I have fired tasers as part of a police training community outreach maybe 10 or more years ago. I don’t recall it being an odd color. Pretty sure it was black.
Sounds like I must stand corrected, then.
I saw a news item saying that Tasers must be redesigned to be so different from handguns that an officer cannot accidentally use the wrong weapon–maybe replace the pull trigger with a push button on the side, or something.
Well that still could be. My training was about the time of the BART shooting you referenced. But while the was a woman cop present, the shooting cop was a recently trained male who confused his bang-bang gun with his taser.
Ah, got it. Well I was speaking from a years-old memory…

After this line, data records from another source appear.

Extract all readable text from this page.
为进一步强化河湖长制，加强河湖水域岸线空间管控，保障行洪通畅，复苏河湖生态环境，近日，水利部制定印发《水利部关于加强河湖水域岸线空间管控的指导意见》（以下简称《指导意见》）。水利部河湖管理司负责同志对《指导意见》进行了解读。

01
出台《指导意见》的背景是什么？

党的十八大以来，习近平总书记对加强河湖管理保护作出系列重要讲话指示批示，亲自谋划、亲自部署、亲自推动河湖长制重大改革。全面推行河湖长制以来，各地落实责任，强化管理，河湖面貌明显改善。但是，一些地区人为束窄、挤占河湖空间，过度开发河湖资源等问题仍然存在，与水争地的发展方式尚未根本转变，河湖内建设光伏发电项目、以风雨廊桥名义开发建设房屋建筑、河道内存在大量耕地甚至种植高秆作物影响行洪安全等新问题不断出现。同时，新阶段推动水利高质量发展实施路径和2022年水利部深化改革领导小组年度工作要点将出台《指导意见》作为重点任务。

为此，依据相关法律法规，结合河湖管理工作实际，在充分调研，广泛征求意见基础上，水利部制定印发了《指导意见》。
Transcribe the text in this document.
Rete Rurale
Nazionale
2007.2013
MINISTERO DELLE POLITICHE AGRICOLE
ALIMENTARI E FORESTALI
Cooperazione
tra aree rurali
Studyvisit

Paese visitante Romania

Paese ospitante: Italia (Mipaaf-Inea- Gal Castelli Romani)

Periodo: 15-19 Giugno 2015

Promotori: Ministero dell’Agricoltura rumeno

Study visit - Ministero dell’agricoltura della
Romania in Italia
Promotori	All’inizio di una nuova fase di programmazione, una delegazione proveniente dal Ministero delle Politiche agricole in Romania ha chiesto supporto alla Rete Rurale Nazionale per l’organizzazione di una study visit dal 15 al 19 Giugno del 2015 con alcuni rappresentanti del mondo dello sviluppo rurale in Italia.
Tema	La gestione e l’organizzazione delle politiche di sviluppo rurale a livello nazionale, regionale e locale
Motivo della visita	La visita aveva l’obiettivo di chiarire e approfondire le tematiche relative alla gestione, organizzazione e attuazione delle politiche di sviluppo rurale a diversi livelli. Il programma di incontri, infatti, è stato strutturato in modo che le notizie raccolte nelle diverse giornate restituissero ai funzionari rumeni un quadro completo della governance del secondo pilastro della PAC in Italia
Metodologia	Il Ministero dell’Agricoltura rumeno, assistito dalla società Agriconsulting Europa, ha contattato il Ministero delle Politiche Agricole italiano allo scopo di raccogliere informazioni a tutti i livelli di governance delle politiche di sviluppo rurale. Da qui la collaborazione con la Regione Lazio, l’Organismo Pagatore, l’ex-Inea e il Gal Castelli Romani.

WTP: some interesting comments on that Minneapolis police shooting here.
Racial fetichism seems little more than the pursuit of significance by the inconsequential.
Seems our boi was jus’ turnin’ his life aroun’
https://www.foxnews.com/us/daunte-wright-had-outstanding-warrant-for-attempted-aggravated-robbery-when-he-was-killed
I think I read there or elsewhere he had called his dear mommy just before getting shot over that air freshener. F’ da po-leese.
See also…raycis shoulda searched for “peaceful protests”…
https://mobile.twitter.com/Lukewearechange/status/1381801560498388998
I think I read there or elsewhere he had called his dear mommy just before getting shot over that air freshener.
That’s right. And both his dear mommy and his auntie told us that he was a good boy who did nothing wrong. Conclusion: His mommy and auntie are also gangstas.